Tuesday, April 17, 2007

Save an entire website into a single file

Most of us might have saved web pages while browsing and it might have struggled a lot in managing those pages since saving a single page will result in lots of files in the disk and the broken links. I have often see my friends trying to save some web sites by clicking each links in the page and trying to save those pages individually. But life can be made easy if you follow some painless steps while saving the web pages. I often follow these steps if I need to save a web page.

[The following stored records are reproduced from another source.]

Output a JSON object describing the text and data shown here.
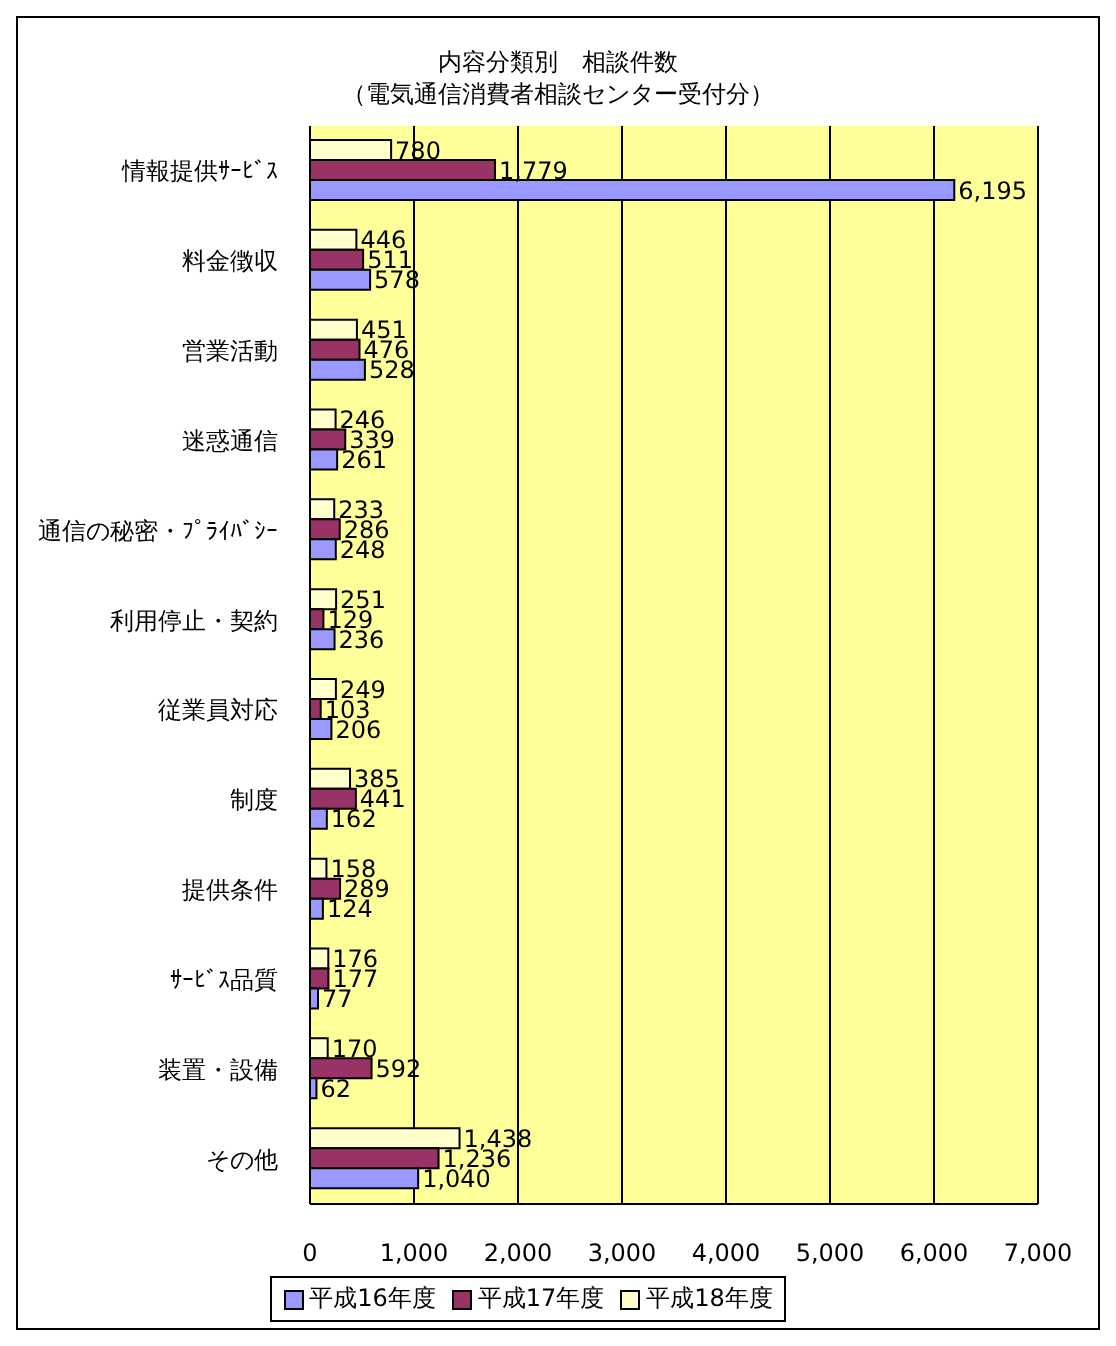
{
  "chart_data": {
    "type": "bar",
    "orientation": "horizontal",
    "title": "内容分類別　相談件数",
    "subtitle": "（電気通信消費者相談センター受付分）",
    "categories": [
      "情報提供ｻｰﾋﾞｽ",
      "料金徴収",
      "営業活動",
      "迷惑通信",
      "通信の秘密・ﾌﾟﾗｲﾊﾞｼｰ",
      "利用停止・契約",
      "従業員対応",
      "制度",
      "提供条件",
      "ｻｰﾋﾞｽ品質",
      "装置・設備",
      "その他"
    ],
    "series": [
      {
        "name": "平成16年度",
        "color": "#9999ff",
        "values": [
          6195,
          578,
          528,
          261,
          248,
          236,
          206,
          162,
          124,
          77,
          62,
          1040
        ],
        "value_labels": [
          "6,195",
          "578",
          "528",
          "261",
          "248",
          "236",
          "206",
          "162",
          "124",
          "77",
          "62",
          "1,040"
        ]
      },
      {
        "name": "平成17年度",
        "color": "#993366",
        "values": [
          1779,
          511,
          476,
          339,
          286,
          129,
          103,
          441,
          289,
          177,
          592,
          1236
        ],
        "value_labels": [
          "1,779",
          "511",
          "476",
          "339",
          "286",
          "129",
          "103",
          "441",
          "289",
          "177",
          "592",
          "1,236"
        ]
      },
      {
        "name": "平成18年度",
        "color": "#ffffcc",
        "values": [
          780,
          446,
          451,
          246,
          233,
          251,
          249,
          385,
          158,
          176,
          170,
          1438
        ],
        "value_labels": [
          "780",
          "446",
          "451",
          "246",
          "233",
          "251",
          "249",
          "385",
          "158",
          "176",
          "170",
          "1,438"
        ]
      }
    ],
    "xlim": [
      0,
      7000
    ],
    "xticks": [
      0,
      {
        "value": 1000,
        "label": "1,000"
      },
      {
        "value": 2000,
        "label": "2,000"
      },
      {
        "value": 3000,
        "label": "3,000"
      },
      {
        "value": 4000,
        "label": "4,000"
      },
      {
        "value": 5000,
        "label": "5,000"
      },
      {
        "value": 6000,
        "label": "6,000"
      },
      {
        "value": 7000,
        "label": "7,000"
      }
    ],
    "grid": "x",
    "legend": "bottom"
  }
}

  1. Use a web copier/Off line browser for saving an entire website to the disk. This will help you to browse the saved web page as if you are browsing online.
  2. There are so many softwares available for this purpose, but to my experience WinHTTrack is the best one. It is a free ware and works good. (Click the link to go to the WinHTTrack download page)
  3. Run the program after installing it.
  4. Keep the default settings for the proxy and other things.
  5. Give appropriate name to the project and click next to continue.
  6. Here give the name of the website(s) you want to download in the URL box.
  7. Click next, keep default settings and click finish to start copying the website.
  8. When httrack finishes copying the web site you can find a file called index.html on the project folder you have chosen, double click the file to open the saved web page.
  9. Now you have the web page copied on your computer and can browse it.
  10. But even this could cause problems while copying it to some other drive or moving it. It also consumes large space in disk (larger than total size of all files) . This is because each page is contained of many small files. But in the disk there is term called cluster size which gives the minimum space which can be allocated for saving a file. For example if there is a file of 1KB and the cluster size is 4KB, then that file will take a minimum of 4KB on the disk and the rest of the 3KB will remain empty. But if we makes the entire file into a single one like zip archeive, then we can save a lot of space on the disk.
  11. This can be made possible mainly in two ways (according to my knowledge). First one is to make it .CHM (windows compiled html help file) file or use custom packager softwares like WebSiteZip Packer which is a free EBook Compiler (Here you will also get option to password protect the output file).
Using WebSiteZip Paker

  1. Download and install WebSiteZip Packer.
  2. When you run it you will see something like this.
  3. click the wizard button and the click next.
  4. Now click the homepage button and browse to the index.html file in the project folder of the website copied using httrack.
  5. Click next and select EXE format for getting a stand alone E-book.
  6. Give the output file name and click next.
  7. Now you can keep the default settings or make changes as you like till you reach the page below.
  8. In this page check the option if you want to make the output from files which was taken from different sites.
  9. Now click next, and make changes if you want and click Finish to start compiling the EBook from web site.
Using CHM makers (CHM compilers)

  1. If you search the net for chm compilers or html to chm converters, the you will get so many softwares. But most of them will be sharewares or trials having limitations and expiry period.
  2. Of these most the have similar interface as that of WebSiteZip Packer and can be used in a similar way.
  3. One of chm builder which I found useful is Easy chm. It comes as a 30 day trial.
  4. Screen shot of Easy Chm.
  5. Click the new button to start the new project.
  6. Then select the folder containing downloaded files as the project folder. Make sure that the "Include sub directories box is selected".
  7. If the site contains files other than listed extensions the choose *.* from the dropdown menu and click ok.
  8. Now click the preview tab to see the preview of the web pages.
  9. The unnecessary folders like the cache created by the httrack by selecting it and clicling the 'x' button, if necessary other files can be added by clicking the '+' button.
  10. When everything is over click the compile button.
  11. Make changes if necessary and click the create button to create the CHM output file.